Backrun Me is a DEX aggregator which uses Flashbots for frontrunning protection and inclusion of transactions atomically. The aggregator inserts an atomic transaction after the swap which brings the market prices back into equilibrium and provides a gas fee discount to the users.

archerswap.com & 1inch.io

ArcherSwap and 1inch are DEX aggregators which use Flashbots for frontrunning protection. By routing transactions through Flashbots, they are hidden until included on chain which prevents bot operators from sandwiching the trades.

zeneth.app

Zeneth is a dapp which provides the ability to perform token transfers with a "gasless" experience by paying transaction fees with other tokens. Every token transfer includes a uniswap transaction to atomically convert tokens to eth and pay miners for inclusion.

tooling providers

The following projects have built tooling which aims to simplify the work of integrating Flashbots capabilities into your apps. Please refer to their website and documentation for more information on their offering.

known challenges

uncle bandits

Transactions using Flashbots for frontrunning protection in theory never reach the public mempool and therefore should not be visible to bot operators until successfully mined in the chain. However, if the block in which the transaction is included is uncled (honestly or maliciously), the transactions are revealed and can be targeted. This type of exploit is dubbed an "uncle bandit". On average, 1 in 20 blocks are uncled.

In order to protect against uncle bandits, users looking for frontrunning protection should include a check on the parent hash in their transaction:

require(blockhash(block.number - 1) == expectedParentHash, "block was uncled");

eth_signTransaction support by wallets

To avoid broadcasting transactions to the public, wallets must allow users to sign transactions without broadcasting them to the txpool. Unfortunately, many wallets refuse to provide the standard eth_signTransaction rpc method which allows developers to obtain these signed transactions. Sometimes, the wallets allow the use of the eth_sign rpc method, but it is generally dangerous and scary for users.

Metamask is currently considering if they should implement a solution which allows apps to protect their users from frontrunning. You can show your support on the github issue.

multi-block submission

The Flashbots relay requires users to specify the block in which they wish their transactions to be included. The means users need to re-submit transactions every block if they do not successfully get included in the first block.

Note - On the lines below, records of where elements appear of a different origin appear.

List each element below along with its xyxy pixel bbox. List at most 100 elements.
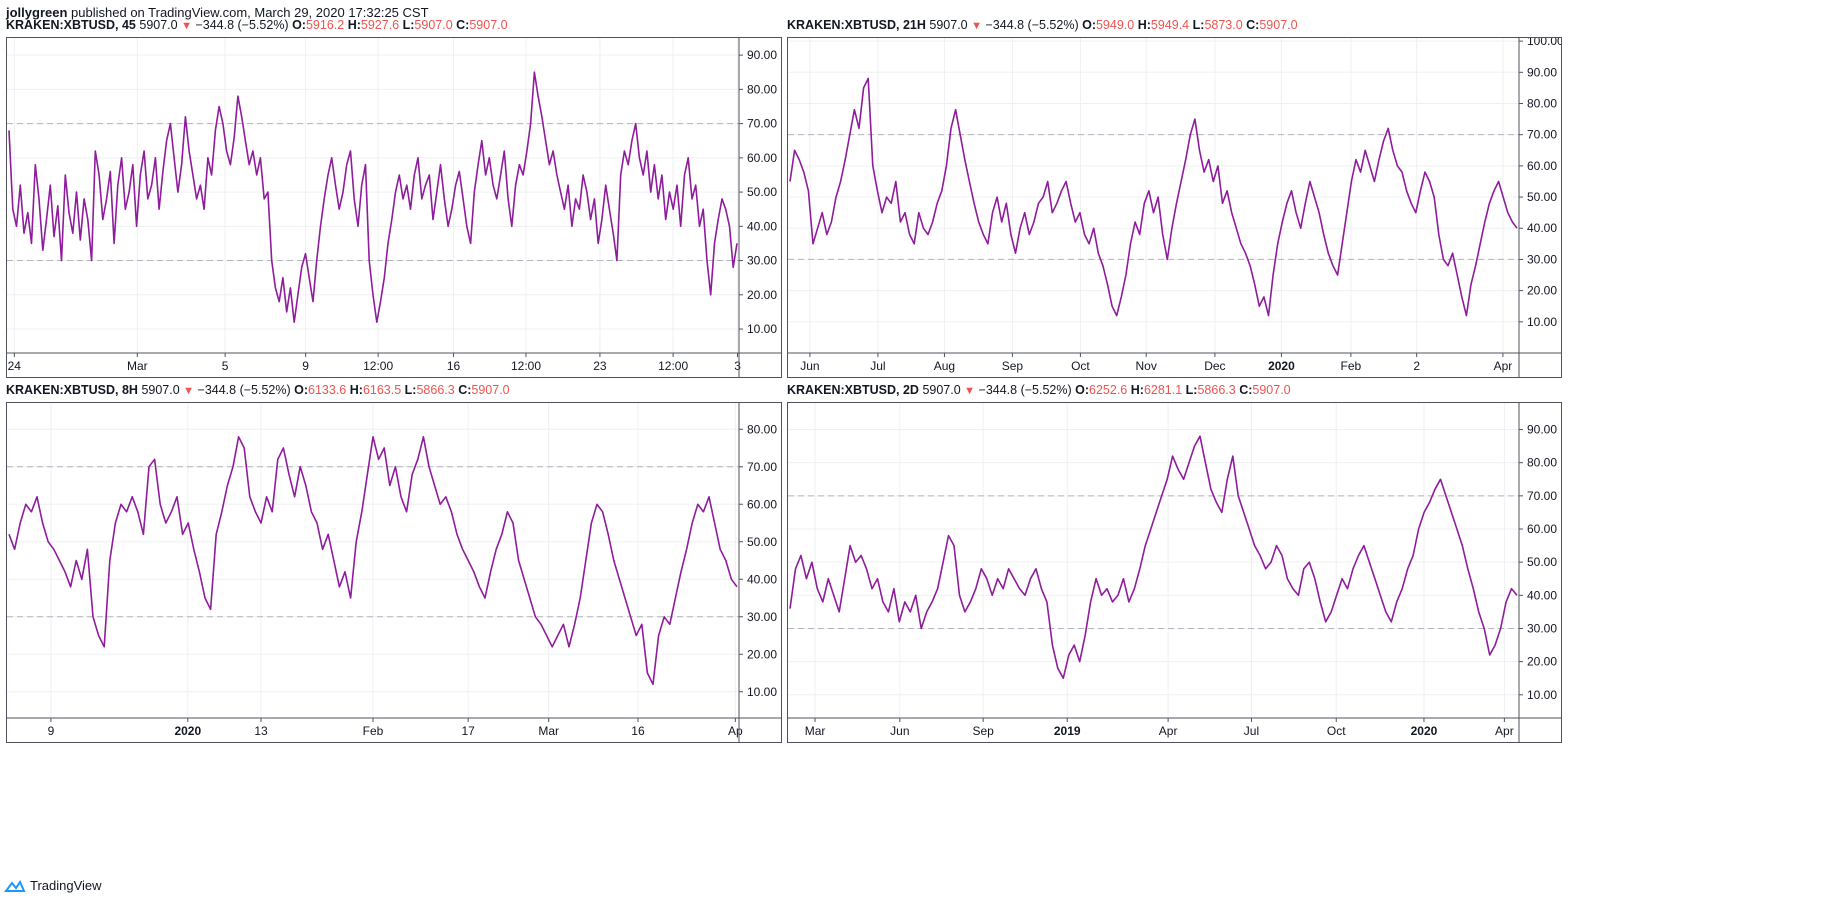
y-tick-label: 70.00 <box>1527 489 1557 503</box>
y-tick-label: 80.00 <box>1527 456 1557 470</box>
ohlc-legend: KRAKEN:XBTUSD, 45 5907.0 ▼ −344.8 (−5.52… <box>6 18 508 32</box>
y-tick-label: 40.00 <box>1527 221 1557 235</box>
y-tick-label: 50.00 <box>747 535 777 549</box>
x-tick-label: 2020 <box>1268 359 1295 373</box>
high-value: 6281.1 <box>1143 383 1183 397</box>
rsi-series-line[interactable] <box>789 77 1518 317</box>
x-tick-label: Oct <box>1327 724 1346 738</box>
high-value: 6163.5 <box>362 383 402 397</box>
last-price: 5907.0 <box>929 18 968 32</box>
price-change: −344.8 (−5.52%) <box>985 18 1079 32</box>
y-tick-label: 20.00 <box>747 288 777 302</box>
close-value: 5907.0 <box>1252 383 1291 397</box>
y-tick-label: 40.00 <box>1527 588 1557 602</box>
price-change: −344.8 (−5.52%) <box>195 18 289 32</box>
x-tick-label: Jun <box>890 724 909 738</box>
last-price: 5907.0 <box>139 18 178 32</box>
high-value: 5949.4 <box>1150 18 1190 32</box>
y-tick-label: 20.00 <box>747 647 777 661</box>
x-tick-label: 2020 <box>174 724 201 738</box>
publish-info: published on TradingView.com, March 29, … <box>71 5 429 20</box>
rsi-series-line[interactable] <box>8 71 738 324</box>
y-tick-label: 30.00 <box>747 254 777 268</box>
last-price: 5907.0 <box>922 383 961 397</box>
y-tick-label: 30.00 <box>1527 621 1557 635</box>
x-tick-label: Mar <box>805 724 826 738</box>
y-tick-label: 30.00 <box>747 610 777 624</box>
x-tick-label: Apr <box>1159 724 1178 738</box>
x-tick-label: Sep <box>1002 359 1024 373</box>
chart-area[interactable]: Jun Jul Aug Sep Oct Nov Dec 2020 Feb 2 Apr 100.00 90… <box>787 37 1562 378</box>
x-tick-label: 2 <box>1413 359 1420 373</box>
x-tick-label: 12:00 <box>658 359 688 373</box>
y-tick-label: 60.00 <box>747 497 777 511</box>
open-value: 5916.2 <box>305 18 345 32</box>
price-change: −344.8 (−5.52%) <box>978 383 1072 397</box>
low-value: 5907.0 <box>414 18 453 32</box>
x-tick-label: 16 <box>447 359 461 373</box>
y-tick-label: 60.00 <box>747 151 777 165</box>
down-triangle-icon: ▼ <box>181 20 192 32</box>
low-value: 5866.3 <box>416 383 455 397</box>
chart-panel-2: KRAKEN:XBTUSD, 21H 5907.0 ▼ −344.8 (−5.5… <box>787 18 1562 378</box>
x-tick-label: 12:00 <box>511 359 541 373</box>
y-tick-label: 20.00 <box>1527 284 1557 298</box>
y-tick-label: 20.00 <box>1527 655 1557 669</box>
chart-panel-1: KRAKEN:XBTUSD, 45 5907.0 ▼ −344.8 (−5.52… <box>6 18 782 378</box>
x-tick-label: 3 <box>734 359 741 373</box>
down-triangle-icon: ▼ <box>971 20 982 32</box>
x-tick-label: Apr <box>1495 724 1514 738</box>
price-change: −344.8 (−5.52%) <box>197 383 291 397</box>
y-tick-label: 10.00 <box>1527 688 1557 702</box>
x-tick-label: Apr <box>1494 359 1513 373</box>
rsi-series-line[interactable] <box>8 435 738 686</box>
chart-panel-3: KRAKEN:XBTUSD, 8H 5907.0 ▼ −344.8 (−5.52… <box>6 383 782 743</box>
y-tick-label: 50.00 <box>1527 190 1557 204</box>
y-tick-label: 80.00 <box>1527 96 1557 110</box>
brand-label: TradingView <box>30 878 102 893</box>
open-value: 5949.0 <box>1095 18 1135 32</box>
chart-area[interactable]: 9 2020 13 Feb 17 Mar 16 Ap 80.00 70.00 60.00 50.00 4… <box>6 402 782 743</box>
x-tick-label: 2020 <box>1411 724 1438 738</box>
x-tick-label: 2019 <box>1054 724 1081 738</box>
y-tick-label: 70.00 <box>1527 128 1557 142</box>
y-tick-label: 40.00 <box>747 219 777 233</box>
ohlc-legend: KRAKEN:XBTUSD, 21H 5907.0 ▼ −344.8 (−5.5… <box>787 18 1298 32</box>
symbol-label[interactable]: KRAKEN:XBTUSD, 2D <box>787 383 919 397</box>
symbol-label[interactable]: KRAKEN:XBTUSD, 21H <box>787 18 926 32</box>
y-tick-label: 40.00 <box>747 572 777 586</box>
down-triangle-icon: ▼ <box>183 385 195 397</box>
symbol-label[interactable]: KRAKEN:XBTUSD, 8H <box>6 383 138 397</box>
author-name[interactable]: jollygreen <box>6 5 68 20</box>
y-tick-label: 50.00 <box>747 185 777 199</box>
x-tick-label: 13 <box>254 724 268 738</box>
y-tick-label: 60.00 <box>1527 522 1557 536</box>
y-tick-label: 90.00 <box>1527 65 1557 79</box>
low-value: 5873.0 <box>1204 18 1243 32</box>
x-tick-label: Feb <box>1341 359 1362 373</box>
x-tick-label: Mar <box>538 724 559 738</box>
x-tick-label: 12:00 <box>363 359 393 373</box>
x-tick-label: Mar <box>127 359 148 373</box>
tradingview-cloud-icon <box>4 879 26 892</box>
down-triangle-icon: ▼ <box>964 385 976 397</box>
x-tick-label: Ap <box>728 724 743 738</box>
y-tick-label: 80.00 <box>747 82 777 96</box>
chart-panel-4: KRAKEN:XBTUSD, 2D 5907.0 ▼ −344.8 (−5.52… <box>787 383 1562 743</box>
x-tick-label: 16 <box>631 724 645 738</box>
chart-area[interactable]: Mar Jun Sep 2019 Apr Jul Oct 2020 Apr 90.00 80.00 7… <box>787 402 1562 743</box>
tradingview-logo[interactable]: TradingView <box>4 878 102 893</box>
y-tick-label: 30.00 <box>1527 252 1557 266</box>
x-tick-label: Oct <box>1071 359 1090 373</box>
chart-area[interactable]: 24 Mar 5 9 12:00 16 12:00 23 12:00 3 90.00 80.00 70.… <box>6 37 782 378</box>
close-value: 5907.0 <box>469 18 508 32</box>
y-tick-label: 70.00 <box>747 117 777 131</box>
symbol-label[interactable]: KRAKEN:XBTUSD, 45 <box>6 18 136 32</box>
chart-svg: Mar Jun Sep 2019 Apr Jul Oct 2020 Apr 90.00 80.00 7… <box>788 403 1561 742</box>
rsi-series-line[interactable] <box>789 435 1518 680</box>
y-tick-label: 60.00 <box>1527 159 1557 173</box>
x-tick-label: Feb <box>363 724 384 738</box>
last-price: 5907.0 <box>141 383 180 397</box>
open-value: 6252.6 <box>1089 383 1128 397</box>
y-tick-label: 10.00 <box>747 685 777 699</box>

bundle signing and relay reputation

The Flashbots relay requires bundles submitted to the eth_sendBundle endpoint to be signed with a key which is used for identifying and building a reputation for the signer. Signers with high reputation obtain more reliable access to the relay in periods of heavy load. This makes it is difficult to do a purely serverless integration as the signing key must remain private.

EIP-1559 basefee payment

"Gasless" transactions become more difficult after the london fork as transactions with 0 gas price are no longer considered valid by consensus. There exists alternatives which involve lending eth to the user atomically as a part of the transaction execution, but no one has used this approach yet. Alternatively, it may be possible to introduce a change to the EIP-1559 spec which allows for the evaluation of basefee burn post evm execution, but this change would require going through the EIP process.